Taki Taki

Lord Lucan, Joan Collins and the greatest dinner ever

[Frazer Harrison / Staff] 
issue 06 November 2021

There’s a narrow stretch of Chelsea, south of the King’s Road from Oakley Street to Ormonde Gate, that reminds me of post-war London when I first came here with my dad. Names such as Margaretta Terrace, St Loo Avenue, Alpha Place and Robinson Street bring back sweet memories of youthful innocence and desire. London back then was big on rep but ranked last on comfort. Much later, towards the end of the 1950s, Queen’s Club held the second biggest tennis tournament in the land and had just one shower in the men’s locker room. (With a dirty white curtain.) It is often said that schoolboys derive no benefit from fine architecture, and it was certainly true in my case, but what I did take in was the mood. Mood entered my consciousness very early on and it has never left it. A shadow on a windowsill, the reflected light on a sunny balcony; all bring back intense feelings and memories of youth.

Walking around last Sunday, I felt for just a moment that I was back in London as it was when I was 15 years old. The street was deserted and dead quiet, and it reminded me of the first time I walked around Kensington in 1952. London was very English back then. My father described it as a city full of people saying sorry non-stop. Paris was cosmopolitan, Rome was historical, but London was uniquely English. It had a particular smell of diesel, tea and woodburning stoves, and of tobacco. I went to a cinema in Leicester Square and everyone was smoking, mostly non-filter ciggies and pipes. (Those were the days.) Nowadays the place is healthier and very multicultural.

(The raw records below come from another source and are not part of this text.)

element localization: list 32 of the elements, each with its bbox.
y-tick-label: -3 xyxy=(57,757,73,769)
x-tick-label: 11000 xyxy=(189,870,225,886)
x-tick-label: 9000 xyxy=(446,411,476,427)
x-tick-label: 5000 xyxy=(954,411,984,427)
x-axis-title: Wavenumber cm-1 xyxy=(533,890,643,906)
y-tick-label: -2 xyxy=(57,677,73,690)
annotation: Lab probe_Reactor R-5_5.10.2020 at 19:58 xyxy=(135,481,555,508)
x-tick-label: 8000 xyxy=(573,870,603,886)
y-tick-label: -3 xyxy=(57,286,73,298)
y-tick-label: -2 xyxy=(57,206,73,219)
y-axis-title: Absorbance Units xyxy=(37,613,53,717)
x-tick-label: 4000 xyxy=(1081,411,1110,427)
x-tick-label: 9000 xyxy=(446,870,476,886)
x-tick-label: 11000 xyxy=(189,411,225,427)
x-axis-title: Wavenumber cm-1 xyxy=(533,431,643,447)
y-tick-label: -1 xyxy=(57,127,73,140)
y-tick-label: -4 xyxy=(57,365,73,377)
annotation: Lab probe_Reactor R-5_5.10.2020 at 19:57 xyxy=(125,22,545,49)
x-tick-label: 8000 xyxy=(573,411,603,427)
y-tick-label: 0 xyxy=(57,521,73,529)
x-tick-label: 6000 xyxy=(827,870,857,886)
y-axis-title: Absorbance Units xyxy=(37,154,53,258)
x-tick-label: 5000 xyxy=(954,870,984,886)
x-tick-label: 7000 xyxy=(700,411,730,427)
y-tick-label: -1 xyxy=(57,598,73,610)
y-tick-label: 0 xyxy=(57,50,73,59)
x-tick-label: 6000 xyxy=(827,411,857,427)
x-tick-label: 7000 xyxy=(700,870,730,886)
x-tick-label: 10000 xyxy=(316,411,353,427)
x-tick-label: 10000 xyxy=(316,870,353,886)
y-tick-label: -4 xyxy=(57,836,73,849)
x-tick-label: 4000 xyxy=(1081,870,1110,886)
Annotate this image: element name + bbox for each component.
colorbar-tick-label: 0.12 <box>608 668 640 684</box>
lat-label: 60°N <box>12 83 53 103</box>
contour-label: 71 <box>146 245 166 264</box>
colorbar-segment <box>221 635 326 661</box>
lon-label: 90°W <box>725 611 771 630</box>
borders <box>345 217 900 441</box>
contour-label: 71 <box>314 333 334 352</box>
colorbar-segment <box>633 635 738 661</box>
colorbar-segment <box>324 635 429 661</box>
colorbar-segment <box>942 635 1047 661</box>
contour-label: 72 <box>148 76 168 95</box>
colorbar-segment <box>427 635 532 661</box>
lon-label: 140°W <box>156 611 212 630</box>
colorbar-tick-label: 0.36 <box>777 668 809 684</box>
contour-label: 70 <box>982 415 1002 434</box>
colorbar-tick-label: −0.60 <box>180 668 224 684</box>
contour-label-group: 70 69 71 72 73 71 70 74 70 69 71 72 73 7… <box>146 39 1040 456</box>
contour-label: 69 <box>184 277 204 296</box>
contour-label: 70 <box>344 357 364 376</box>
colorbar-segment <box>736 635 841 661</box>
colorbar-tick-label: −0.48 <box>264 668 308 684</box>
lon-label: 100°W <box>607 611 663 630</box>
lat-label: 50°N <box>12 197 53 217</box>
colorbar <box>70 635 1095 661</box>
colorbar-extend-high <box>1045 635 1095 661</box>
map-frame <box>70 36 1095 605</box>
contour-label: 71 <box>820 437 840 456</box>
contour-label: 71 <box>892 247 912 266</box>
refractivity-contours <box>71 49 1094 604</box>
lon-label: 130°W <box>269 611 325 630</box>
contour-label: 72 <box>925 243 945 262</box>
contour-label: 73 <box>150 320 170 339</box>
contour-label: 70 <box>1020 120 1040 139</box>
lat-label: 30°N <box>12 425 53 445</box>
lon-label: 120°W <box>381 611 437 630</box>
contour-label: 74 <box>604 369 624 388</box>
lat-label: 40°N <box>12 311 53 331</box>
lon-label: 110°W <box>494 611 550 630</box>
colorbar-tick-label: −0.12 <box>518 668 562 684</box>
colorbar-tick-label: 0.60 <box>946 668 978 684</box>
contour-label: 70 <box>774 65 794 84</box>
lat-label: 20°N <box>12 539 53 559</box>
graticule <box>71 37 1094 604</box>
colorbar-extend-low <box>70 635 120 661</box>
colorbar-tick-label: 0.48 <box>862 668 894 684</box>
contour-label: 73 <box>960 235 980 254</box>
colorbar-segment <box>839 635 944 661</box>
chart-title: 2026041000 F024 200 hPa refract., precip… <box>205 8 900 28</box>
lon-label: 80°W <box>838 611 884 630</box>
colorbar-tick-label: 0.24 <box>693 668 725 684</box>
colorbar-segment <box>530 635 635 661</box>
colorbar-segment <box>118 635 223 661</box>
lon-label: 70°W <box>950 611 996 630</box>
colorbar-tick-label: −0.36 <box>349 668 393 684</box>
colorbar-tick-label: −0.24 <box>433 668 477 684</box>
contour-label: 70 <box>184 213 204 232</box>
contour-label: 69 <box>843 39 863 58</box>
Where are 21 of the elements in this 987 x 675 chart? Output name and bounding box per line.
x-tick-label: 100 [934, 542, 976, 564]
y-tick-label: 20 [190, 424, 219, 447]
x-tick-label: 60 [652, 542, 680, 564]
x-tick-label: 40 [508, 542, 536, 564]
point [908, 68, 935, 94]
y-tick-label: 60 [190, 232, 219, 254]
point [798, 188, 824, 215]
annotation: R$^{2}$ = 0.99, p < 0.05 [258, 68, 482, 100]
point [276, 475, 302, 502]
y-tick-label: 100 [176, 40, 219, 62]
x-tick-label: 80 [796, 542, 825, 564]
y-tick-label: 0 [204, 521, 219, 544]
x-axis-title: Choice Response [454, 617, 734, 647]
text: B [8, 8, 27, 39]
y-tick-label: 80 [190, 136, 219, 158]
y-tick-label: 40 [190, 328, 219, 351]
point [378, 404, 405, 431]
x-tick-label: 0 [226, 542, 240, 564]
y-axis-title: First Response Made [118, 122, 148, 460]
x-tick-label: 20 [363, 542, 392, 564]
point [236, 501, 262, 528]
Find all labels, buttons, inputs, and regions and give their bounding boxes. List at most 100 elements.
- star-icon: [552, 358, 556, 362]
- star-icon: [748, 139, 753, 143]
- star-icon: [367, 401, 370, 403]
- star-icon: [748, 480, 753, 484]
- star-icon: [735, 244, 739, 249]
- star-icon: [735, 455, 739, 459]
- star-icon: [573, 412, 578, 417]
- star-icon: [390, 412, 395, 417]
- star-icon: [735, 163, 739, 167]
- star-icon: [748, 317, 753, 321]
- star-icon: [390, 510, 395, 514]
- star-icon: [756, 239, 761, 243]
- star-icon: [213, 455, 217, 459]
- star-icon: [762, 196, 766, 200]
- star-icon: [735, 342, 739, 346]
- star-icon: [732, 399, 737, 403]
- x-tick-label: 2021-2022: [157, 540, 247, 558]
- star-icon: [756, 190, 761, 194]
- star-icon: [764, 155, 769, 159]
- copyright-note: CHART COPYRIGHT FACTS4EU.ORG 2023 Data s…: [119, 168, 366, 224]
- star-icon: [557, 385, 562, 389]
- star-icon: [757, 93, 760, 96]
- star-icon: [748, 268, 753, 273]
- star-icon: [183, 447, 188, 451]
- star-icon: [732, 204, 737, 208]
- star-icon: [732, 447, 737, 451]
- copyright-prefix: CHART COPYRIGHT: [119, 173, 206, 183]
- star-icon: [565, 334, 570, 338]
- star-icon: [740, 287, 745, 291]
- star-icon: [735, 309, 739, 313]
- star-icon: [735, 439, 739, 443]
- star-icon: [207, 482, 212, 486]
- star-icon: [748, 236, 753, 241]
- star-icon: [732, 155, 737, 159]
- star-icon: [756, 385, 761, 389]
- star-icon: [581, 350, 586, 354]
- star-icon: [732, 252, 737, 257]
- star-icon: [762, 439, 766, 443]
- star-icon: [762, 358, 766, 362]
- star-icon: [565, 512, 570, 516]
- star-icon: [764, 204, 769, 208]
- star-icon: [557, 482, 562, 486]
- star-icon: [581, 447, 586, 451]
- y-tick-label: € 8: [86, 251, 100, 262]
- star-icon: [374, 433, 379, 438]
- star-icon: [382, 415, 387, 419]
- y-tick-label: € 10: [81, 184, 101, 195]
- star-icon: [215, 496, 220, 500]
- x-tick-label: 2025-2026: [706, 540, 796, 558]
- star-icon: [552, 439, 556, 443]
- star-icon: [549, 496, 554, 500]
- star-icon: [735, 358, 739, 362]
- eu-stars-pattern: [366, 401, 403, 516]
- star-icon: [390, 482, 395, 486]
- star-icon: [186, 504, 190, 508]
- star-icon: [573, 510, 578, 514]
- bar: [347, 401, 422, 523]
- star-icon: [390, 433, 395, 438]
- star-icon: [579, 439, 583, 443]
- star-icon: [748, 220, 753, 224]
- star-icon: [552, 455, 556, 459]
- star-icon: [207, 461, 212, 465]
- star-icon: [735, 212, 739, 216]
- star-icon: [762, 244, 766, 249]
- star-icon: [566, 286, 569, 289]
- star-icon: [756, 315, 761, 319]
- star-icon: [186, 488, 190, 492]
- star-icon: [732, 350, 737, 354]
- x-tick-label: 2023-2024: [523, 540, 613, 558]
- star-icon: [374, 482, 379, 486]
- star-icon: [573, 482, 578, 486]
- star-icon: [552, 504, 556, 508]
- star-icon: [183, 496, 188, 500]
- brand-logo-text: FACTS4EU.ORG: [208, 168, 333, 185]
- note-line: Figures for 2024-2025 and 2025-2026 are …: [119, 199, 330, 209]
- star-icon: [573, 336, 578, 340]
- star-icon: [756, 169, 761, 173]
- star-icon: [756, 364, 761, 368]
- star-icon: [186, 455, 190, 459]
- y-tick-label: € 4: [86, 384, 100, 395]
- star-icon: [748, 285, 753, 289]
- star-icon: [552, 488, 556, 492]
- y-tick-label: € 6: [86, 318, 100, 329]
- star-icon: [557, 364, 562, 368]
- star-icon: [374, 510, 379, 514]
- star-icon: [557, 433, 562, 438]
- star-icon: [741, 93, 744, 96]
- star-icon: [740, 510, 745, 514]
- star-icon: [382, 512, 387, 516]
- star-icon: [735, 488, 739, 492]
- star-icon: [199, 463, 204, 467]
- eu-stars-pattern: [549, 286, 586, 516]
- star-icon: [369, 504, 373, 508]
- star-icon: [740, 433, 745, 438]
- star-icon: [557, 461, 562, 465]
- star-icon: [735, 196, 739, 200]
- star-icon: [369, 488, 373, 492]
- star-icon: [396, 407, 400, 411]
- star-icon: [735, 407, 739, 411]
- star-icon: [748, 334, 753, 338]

‘Welcome – who’d like to kick off?’

The trouble with a long life is memory. Not necessarily of past loves, although the ache is there at times, but of places and the way things used to be. The good manners, the formality that reigned, and the permanence of rank in society. Most of all memory reminds one of the energy one used to have, the urge to see it all, experience everything. Every time I’m on the Cromwell Road, I look at the dump of a hotel I stayed in during my first Wimbledon, where a Rolls-Royce limo would arrive each day to take players to SW19. In 1957, after Lew Hoad had repeated his previous year’s win, I took him to the Milroy, London’s premier nightclub. I used my father’s name to get in. Not a single person recognised him. In 1962, after a polo match in Paris, Raine Dartmouth, as Princess Di’s stepmother-to-be was in those days, went bananas for Carlos Miguens, my Argentine teammate, and invited him to London, all expenses paid. ‘I cannot go without my team,’ said Carlos, and she had all four of us at 40 Hill Street for a grand dinner and weekend. And then there was Aspinall’s private chemmy game where Lord Derby won something like £200,000 and Aspers had to invent a death in order to stop the game. (I was by far the youngest punter and went down for 20,000; Lucan went down for 12,000, and Bill Sterling, of SAS fame, took the brunt.) Don’t try to figure out what those sums would mean today, because you’ll turn commie on the spot.

This time around, things are different. My London week began with dinner for Conrad and Barbara Black given by Mark Lloyd and Anthony Bingham in a great private room at Clarke’s. I call Conrad ‘Google’ because he knows everything and writes terrific political columns. Babs is still a bit shell-shocked after what happened to her hubby. I tried to tell her that money-hungry, unscrupulous American lawyers are nothing new, and they went after Conrad because of his conservative politics and nothing else. It’s gone with the wind, as they say down south, but Conrad did not deserve any of it.

A wonderful dinner chez the Bismarcks followed a private view of Jolyon Fenwick’s and Liza Campbell’s exhibition of paintings, Liza’s list of lovers image on the wall extremely enigmatic, Jolyon’s dragonflies very beautiful. A long time ago I lent a girlfriend my London flat while I was in the Bagel. Soon after my return, I noticed Jolyon wearing ties and clothes that seemed awfully familiar. They were mine. I often wondered how he got them, but I forgot to ask him about it. This was the bad news, the good being that I ran into good friends such as Christopher and Mardi Gilmour and caught up.

Later in the week, things heated up with Dame Joan Collins and Will Moore, Charles’s son, the launch of Algy Cluff’s fourth volume of memoirs — foreword by the greatest Greek writer since Homer —and finished with the greatest dinner EVER, chez Harry and Tessa Fane. Robin Birley sat between the two prettiest women since Ava Gardner and Betty Grable, Serena Bute and Sophie Fane, and yours truly between mother Tessa and daughter Sophie. Oh yes, the mother of my children was also there, and in view of our approaching 50th anniversary I had bought her a beautiful ring such as only Harry Fane can provide. It’s only fair after she’s put up with my shenanigans for 50 long ones. Then I got on the plane and now I’m back in the crappy Bagel.